No, Nickelback -- with their tried-and-true hybrid of bar-band post-grunge and heavy metal -- are clearly doing something right, and their show at MTS Centre last night was a perfectly enjoyable blast of rock 'n' roll excess (providing you didn't try to over-think things, that is).

At any rate, it was hard not to pay attention to Chad Kroeger and Co. once they took to the stage, partly because Kroeger has a habit of screaming all his between-song banter, and partly because the band punctuates nearly everything he says with near deafening pyro-explosions.

A rapid-fire succession of such blasts heralded the band's arrival, as Kroeger -- adopting his trademark axe-wielding stance -- tore through show opener Animals, which ended with an effect that made it look like the entire drum riser was ablaze.

By the time the smoke cleared, the band was churning out the sleazy power chords of Woke Up This Morning, and Kroeger even found time to indulge in a bit of comedy before trotting out the rock-radio ballad Photograph.

"It's nice to be back in Canada," he said by way of introducing the song, which was inspired by his own small-town upbringing. "It's nice to be able to sit down in a pub or a lounge and order a Caesar, and have them bring you a drink, not a salad." Actually, Kroeger -- who tends to attract the brunt of the critical derision -- turned out to be an affable smart-ass all through the show, whether sharing vocal duties with bandmate Ryan Peake on Elton John's Saturday Night's Alright for Fighting, giving a video shout-out to slain Pantera axeman Dimebag Darrell, or making it through the dippy inspirational number If Everyone Cared (with its lame cried-lied-died rhyme scheme) without cracking himself up.

We coulda' done without all the screaming, but hey -- nobody's perfect.

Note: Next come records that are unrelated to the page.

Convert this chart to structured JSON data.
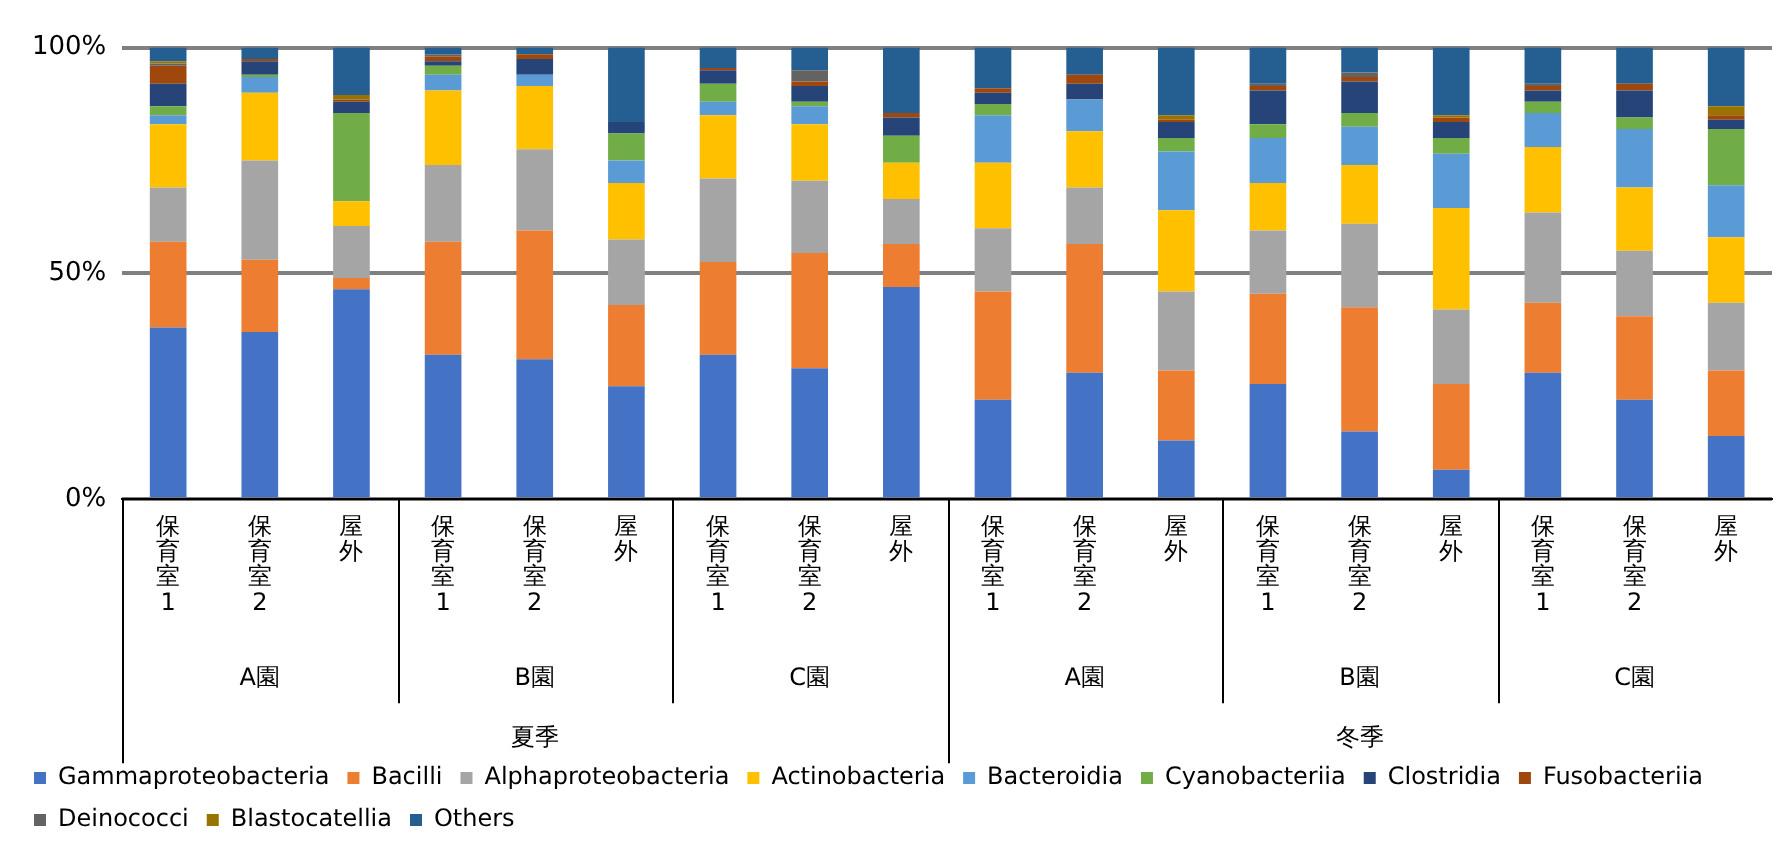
{
  "chart_data": {
    "type": "bar",
    "stacked": true,
    "categories": [
      "保育室1",
      "保育室2",
      "屋外",
      "保育室1",
      "保育室2",
      "屋外",
      "保育室1",
      "保育室2",
      "屋外",
      "保育室1",
      "保育室2",
      "屋外",
      "保育室1",
      "保育室2",
      "屋外",
      "保育室1",
      "保育室2",
      "屋外"
    ],
    "annotations": [
      "A園",
      "B園",
      "C園",
      "A園",
      "B園",
      "C園",
      "夏季",
      "冬季"
    ],
    "ylim": [
      0,
      100
    ],
    "yticks": [
      {
        "value": 0,
        "label": "0%"
      },
      {
        "value": 50,
        "label": "50%"
      },
      {
        "value": 100,
        "label": "100%"
      }
    ],
    "grid": "y",
    "legend": "bottom",
    "series": [
      {
        "name": "Gammaproteobacteria",
        "color": "#4472c4",
        "values": [
          38,
          37,
          46.5,
          32,
          31,
          25,
          32,
          29,
          47,
          22,
          28,
          13,
          25.5,
          15,
          6.5,
          28,
          22,
          14
        ]
      },
      {
        "name": "Bacilli",
        "color": "#ed7d31",
        "values": [
          19,
          16,
          2.5,
          25,
          28.5,
          18,
          20.5,
          25.5,
          9.5,
          24,
          28.5,
          15.5,
          20,
          27.5,
          19,
          15.5,
          18.5,
          14.5
        ]
      },
      {
        "name": "Alphaproteobacteria",
        "color": "#a5a5a5",
        "values": [
          12,
          22,
          11.5,
          17,
          18,
          14.5,
          18.5,
          16,
          10,
          14,
          12.5,
          17.5,
          14,
          18.5,
          16.5,
          20,
          14.5,
          15
        ]
      },
      {
        "name": "Actinobacteria",
        "color": "#ffc000",
        "values": [
          14,
          15,
          5.5,
          16.5,
          14,
          12.5,
          14,
          12.5,
          8,
          14.5,
          12.5,
          18,
          10.5,
          13,
          22.5,
          14.5,
          14,
          14.5
        ]
      },
      {
        "name": "Bacteroidia",
        "color": "#5b9bd5",
        "values": [
          2,
          3.5,
          0,
          3.5,
          2.5,
          5,
          3,
          4,
          0,
          10.5,
          7,
          13,
          10,
          8.5,
          12,
          7.5,
          13,
          11.5
        ]
      },
      {
        "name": "Cyanobacteriia",
        "color": "#70ad47",
        "values": [
          2,
          0.5,
          19.5,
          2,
          0,
          6,
          4,
          1,
          6,
          2.5,
          0,
          3,
          3,
          3,
          3.5,
          2.5,
          2.5,
          12.5
        ]
      },
      {
        "name": "Clostridia",
        "color": "#264478",
        "values": [
          5,
          3,
          2.5,
          1,
          3.5,
          2.5,
          3,
          3.5,
          4,
          2.5,
          3.5,
          3.5,
          7.5,
          7,
          3.5,
          2.5,
          6,
          2
        ]
      },
      {
        "name": "Fusobacteriia",
        "color": "#9e480e",
        "values": [
          4,
          0.5,
          0.5,
          1,
          1,
          0,
          0.5,
          1,
          1,
          1,
          2,
          0.5,
          1,
          1,
          1,
          1,
          1.5,
          1
        ]
      },
      {
        "name": "Deinococci",
        "color": "#636363",
        "values": [
          0.5,
          0,
          0,
          0.5,
          0,
          0,
          0,
          2.5,
          0,
          0,
          0,
          0,
          0.5,
          1,
          0,
          0.5,
          0,
          0
        ]
      },
      {
        "name": "Blastocatellia",
        "color": "#997300",
        "values": [
          0.5,
          0,
          1,
          0,
          0,
          0,
          0,
          0,
          0,
          0,
          0,
          1,
          0,
          0,
          0.5,
          0,
          0,
          2
        ]
      },
      {
        "name": "Others",
        "color": "#255e91",
        "values": [
          3,
          2.5,
          10.5,
          1.5,
          1.5,
          16.5,
          4.5,
          5,
          14.5,
          9,
          6,
          15,
          8,
          5.5,
          15,
          8,
          8,
          13
        ]
      }
    ]
  }
}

Earlier, opening act Yellowcard turned in a 40-minute set of easy-to-digest pop-punk, much of which -- like the punchy anthem Light Up the Sky --benefited greatly from the inclusion of violin player Sean Mackin.

The Florida quintet even gave all the local boys in the crowd a little tip to help them "seal the deal" with their lady-friends (and we're pretty sure they weren't talking about real estate). "You turn to her and say, 'Baby, I wrote this song for you,' " said frontman Ryan Key, before launching into a solo version of the Ocean Avenue ballad Only One.

Neat trick -- but why do we get the feeling it doesn't work quite as well with Nickelback songs?